On 4/17/05, Ronn!Blankenship <[EMAIL PROTECTED]> wrote:
> Any chance of another take, this time with some line breaks here and there
> to supply readability?
> 
> -- Ronn!  :)

/scratches head. Formatted just fine in Gmail... Oh well. Give it
another shot. Or y'all could follow the links.

<start article>

U.S. eliminates annual terrorism report

WASHINGTON — The State Department decided to stop publishing an annual
report on international terrorism after the government's top terrorism
center concluded that there were more terrorist attacks in 2004 than
in any year since 1985, the first year the publication covered.

Several U.S. officials defended the decision, saying the methodology
used by the National Counterterrorism Center to generate statistics
had flaws, such as the inclusion of incidents that may not have been
terrorism.

But other current and former officials charged that Secretary of State
Condoleezza Rice's office ordered the report, "Patterns of Global
Terrorism," eliminated weeks ago because the 2004 statistics raised
disturbing questions about the Bush's administration's frequent claims
of progress in the war against terrorism.

"Instead of dealing with the facts and dealing with them in an
intelligent fashion, they try to hide their facts from the American
public," charged Larry Johnson, a former CIA analyst and State
Department terrorism expert who first disclosed the decision to
eliminate the report in The Counterterrorism Blog, an online journal.

A senior State Department official, speaking on condition of anonymity
because of the sensitivity of the issue, confirmed that the
publication was eliminated, but said the allegation that it was done
for political reasons was "categorically untrue."

According to Johnson and U.S. intelligence officials, statistics that
the National Counterterrorism Center provided to the State Department
reported 625 "significant" terrorist attacks in 2004. That compared
with 175 such incidents in 2003, the highest number in two decades.

The statistics didn't include attacks on U.S. troops in Iraq, which
President Bush as recently as Tuesday called "a central front in the
war on terror."

The intelligence officials requested anonymity because the information
is classified and because, they said, they feared White House
retribution. Johnson declined to say how he obtained the figures.

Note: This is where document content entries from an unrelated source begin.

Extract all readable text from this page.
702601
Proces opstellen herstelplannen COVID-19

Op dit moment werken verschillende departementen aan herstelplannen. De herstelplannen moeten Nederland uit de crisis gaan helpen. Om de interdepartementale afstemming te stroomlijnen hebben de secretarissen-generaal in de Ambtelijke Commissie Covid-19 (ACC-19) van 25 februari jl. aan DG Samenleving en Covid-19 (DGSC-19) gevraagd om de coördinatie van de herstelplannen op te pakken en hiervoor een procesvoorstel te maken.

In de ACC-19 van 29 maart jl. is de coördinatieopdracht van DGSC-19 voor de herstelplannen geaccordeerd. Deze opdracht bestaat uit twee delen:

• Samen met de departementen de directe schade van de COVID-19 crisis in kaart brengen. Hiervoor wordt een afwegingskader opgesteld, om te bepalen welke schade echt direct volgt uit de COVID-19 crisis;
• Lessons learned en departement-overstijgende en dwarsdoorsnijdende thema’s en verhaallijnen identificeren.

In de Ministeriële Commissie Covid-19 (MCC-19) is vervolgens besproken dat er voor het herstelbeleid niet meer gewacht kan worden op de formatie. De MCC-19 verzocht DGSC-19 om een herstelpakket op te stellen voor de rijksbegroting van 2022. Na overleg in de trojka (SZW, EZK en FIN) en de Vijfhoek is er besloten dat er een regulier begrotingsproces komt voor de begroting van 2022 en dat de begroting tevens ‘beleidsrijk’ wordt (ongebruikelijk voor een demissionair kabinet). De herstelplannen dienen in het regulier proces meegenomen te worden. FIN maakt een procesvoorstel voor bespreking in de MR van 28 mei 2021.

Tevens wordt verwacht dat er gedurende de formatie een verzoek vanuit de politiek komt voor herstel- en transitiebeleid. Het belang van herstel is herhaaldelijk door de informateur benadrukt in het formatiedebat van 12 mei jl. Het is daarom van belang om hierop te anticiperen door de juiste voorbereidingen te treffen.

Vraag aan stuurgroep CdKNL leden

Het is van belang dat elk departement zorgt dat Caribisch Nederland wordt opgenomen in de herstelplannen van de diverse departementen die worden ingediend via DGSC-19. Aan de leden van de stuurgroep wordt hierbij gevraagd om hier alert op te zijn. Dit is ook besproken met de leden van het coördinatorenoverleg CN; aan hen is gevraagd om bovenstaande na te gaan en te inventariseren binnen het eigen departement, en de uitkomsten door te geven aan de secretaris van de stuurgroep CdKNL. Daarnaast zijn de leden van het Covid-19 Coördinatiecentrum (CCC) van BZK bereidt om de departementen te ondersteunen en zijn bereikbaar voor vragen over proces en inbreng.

The numbers of incidents and fatalities in the report for 2003 were
undercounted last year, forcing a revision and embarrassing the White
House, which had used the original version to bolster Bush's
election-campaign claim that the Iraq war had advanced the fight
against terrorism. U.S. officials blamed bureaucratic mistakes
involving the Terrorist Threat Integration Center, the forerunner of
the National Counterterrorism Center, created under the Intelligence
Reform and Terrorism Prevention Act of 2004, which Bush signed Dec.
17.

 Rep. Henry Waxman, D-Calif., among the leading critics of last year's
mix-up, reacted angrily.

"This is the definitive report on the incidence of terrorism around
the world," Waxman said. "It should be unthinkable that there would be
an effort to withhold it — or any of the key data — from the public.
The Bush administration should stop playing politics with this
critical report."

The State Department published "Patterns of Global Terrorism" under a
law that requires it to submit to the House and the Senate Foreign
Relations Committee a country-by-country terrorism assessment by April
30 each year.

A declassified version of the report has been made public since 1986
in the form of a glossy booklet, even though there was no legal
requirement to do so.

 The senior State Department official said a report on global
terrorism would be sent this year to lawmakers and made available to
the public in place of "Patterns of Global Terrorism," but that it
wouldn't contain statistical data.

The official didn't answer questions about whether the data would be
made available to the public, saying, "We will be consulting [with
Congress] ... on who should publish and in what form."

One U.S. official who requested anonymity said analysts from the
counterterrorism center were especially careful in amassing and
reviewing data for 2004 because of the political turmoil created by
last year's errors.

Another U.S. official said Rice's office was leery of the center's
methodology, believing that analysts eager to avoid a repetition of
last year's undercount included incidents that may not have been
terrorist attacks. The U.S. intelligence officials said Rice's office
eliminated "Patterns of Global Terrorism" when the counterterrorism
center declined to use alternative methodology that would have
reported fewer significant attacks.

<end article>

There; manually copied and line-breaked. If that don't come out right, I give.